Isabelle understood that, to be sure…she also knew now whose world was going to be destroyed, and it sure wasn’t going to be this little darling’s.
“So you know there’s going to be repercussions…”
“Oh I know. She’ll hate me…and she’s powerful, she could make life miserable for me…but I don’t care,” This haughty thing paused for a moment while she straightened her shoulders and raised her head high, “I love him, and I want him and I need him. And,” she said with a sob “I don’t care if it hurts her…”
Oh dear, thought Isabelle, what do I have sitting in front of me?
“Look,” she said as she gathered up the cards, shuffling again.” I want you to draw three more cards”
“Okay, first card, situation, the two of cups. That’s love, my dear, partnership, commitment. Second card, him, The Lovers, there you go again. Third card, you, The Empress…” intuition hit Isabelle with a flash “Could you be pregnant?”
And with that, the girls’ trickle of tears became a flood.
Isabelle was pensive several hours later when they finally pulled out of the meadow. She was so far past her breaking point, and she knew she had to tell Ralph, but she didn’t know how. She’d been grumpy and bitchy all week, and that wasn’t fair to him, she knew. When he’d asked her what was wrong, she simply told him she wasn’t yet ready to talk about it, and went back to silence and contemplation. Ralph was patient, he always was, she had to give him that, he was a good man, and kind, and he’d been so wonderful to her for these past four years, she would miss him…
Three days into the journey they passed through a small riverside town that Isabelle had always thought was charming. She eyed every house they passed and then she saw it, a small white Victorian that was perfect, with a wraparound porch covered with climbing roses, shade and sun.

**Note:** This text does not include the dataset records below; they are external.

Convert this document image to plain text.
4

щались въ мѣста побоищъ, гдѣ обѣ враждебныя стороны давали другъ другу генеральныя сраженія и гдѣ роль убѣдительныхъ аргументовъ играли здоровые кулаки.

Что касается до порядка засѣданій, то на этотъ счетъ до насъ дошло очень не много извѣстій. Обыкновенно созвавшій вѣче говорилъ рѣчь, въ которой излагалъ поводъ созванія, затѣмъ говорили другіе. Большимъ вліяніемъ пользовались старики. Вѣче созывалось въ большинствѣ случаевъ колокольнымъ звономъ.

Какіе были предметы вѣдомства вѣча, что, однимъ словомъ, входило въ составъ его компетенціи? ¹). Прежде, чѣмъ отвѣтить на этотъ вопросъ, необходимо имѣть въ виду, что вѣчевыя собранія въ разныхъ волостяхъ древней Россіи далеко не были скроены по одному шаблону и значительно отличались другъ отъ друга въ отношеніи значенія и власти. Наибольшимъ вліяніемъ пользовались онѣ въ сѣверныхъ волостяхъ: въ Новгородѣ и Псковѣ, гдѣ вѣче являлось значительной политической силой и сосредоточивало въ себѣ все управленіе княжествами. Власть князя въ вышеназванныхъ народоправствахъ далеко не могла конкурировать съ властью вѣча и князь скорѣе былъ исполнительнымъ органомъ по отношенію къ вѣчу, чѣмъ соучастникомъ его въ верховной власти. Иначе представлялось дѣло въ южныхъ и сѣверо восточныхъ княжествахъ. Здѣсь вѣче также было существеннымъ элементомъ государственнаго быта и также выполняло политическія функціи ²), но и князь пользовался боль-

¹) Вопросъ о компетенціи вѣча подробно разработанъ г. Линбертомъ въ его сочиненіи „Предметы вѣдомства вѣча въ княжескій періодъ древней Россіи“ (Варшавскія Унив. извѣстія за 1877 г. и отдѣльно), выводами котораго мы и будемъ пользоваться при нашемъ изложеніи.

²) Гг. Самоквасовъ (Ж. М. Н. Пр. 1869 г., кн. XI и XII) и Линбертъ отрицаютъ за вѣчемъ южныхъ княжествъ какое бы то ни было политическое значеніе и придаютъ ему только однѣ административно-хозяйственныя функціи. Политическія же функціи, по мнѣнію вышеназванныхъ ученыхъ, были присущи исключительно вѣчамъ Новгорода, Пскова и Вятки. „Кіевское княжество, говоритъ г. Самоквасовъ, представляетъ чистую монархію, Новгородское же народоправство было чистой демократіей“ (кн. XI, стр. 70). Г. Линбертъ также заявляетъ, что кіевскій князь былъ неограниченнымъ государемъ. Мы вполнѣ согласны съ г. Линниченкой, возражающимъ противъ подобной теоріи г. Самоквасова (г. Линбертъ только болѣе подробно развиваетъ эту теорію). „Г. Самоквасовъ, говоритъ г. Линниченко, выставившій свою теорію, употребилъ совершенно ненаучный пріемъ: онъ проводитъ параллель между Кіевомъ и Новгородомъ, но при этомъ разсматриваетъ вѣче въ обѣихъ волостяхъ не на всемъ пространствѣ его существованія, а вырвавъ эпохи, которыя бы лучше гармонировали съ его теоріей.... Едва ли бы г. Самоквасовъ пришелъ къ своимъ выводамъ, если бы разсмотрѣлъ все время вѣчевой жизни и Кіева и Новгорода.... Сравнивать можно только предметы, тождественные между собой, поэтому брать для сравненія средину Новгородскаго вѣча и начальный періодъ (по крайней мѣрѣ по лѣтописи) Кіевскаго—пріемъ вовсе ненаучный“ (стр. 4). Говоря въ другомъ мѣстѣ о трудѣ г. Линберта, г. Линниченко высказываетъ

“Stop the truck.” She ordered.
“What?” questioned Ralph.
“Stop the truck. Now.”
Ralph did as he was told, all the while complaining that they would lose the troupe, that it was getting late and that driving alone at night was dangerous.
Isabelle ignored him and jumped out, energy infecting her tired bones.
The garden was gorgeous, overgrown, in need of care, but stunning; wisteria and morning glories joined the roses in the sun while hydrangeas bloomed in the shade of the sycamore tree. She bounded up the porch steps and pushed open the front door. The late afternoon sun poured through windows on all sides of the house, the leaded sidelights at the front door casting rainbows on the wood floor in front of the mantle. She could see herself curled up in an easy chair in front of a flickering fire, reading a book, dog and cat with her. Her breath caught in her throat as she realized that she had found her home.
Ralph came in behind her with a quizzical look on his face and she turned to him, feeling radiant yet bittersweet and said:
“Ralph, there’s something I have to tell you.”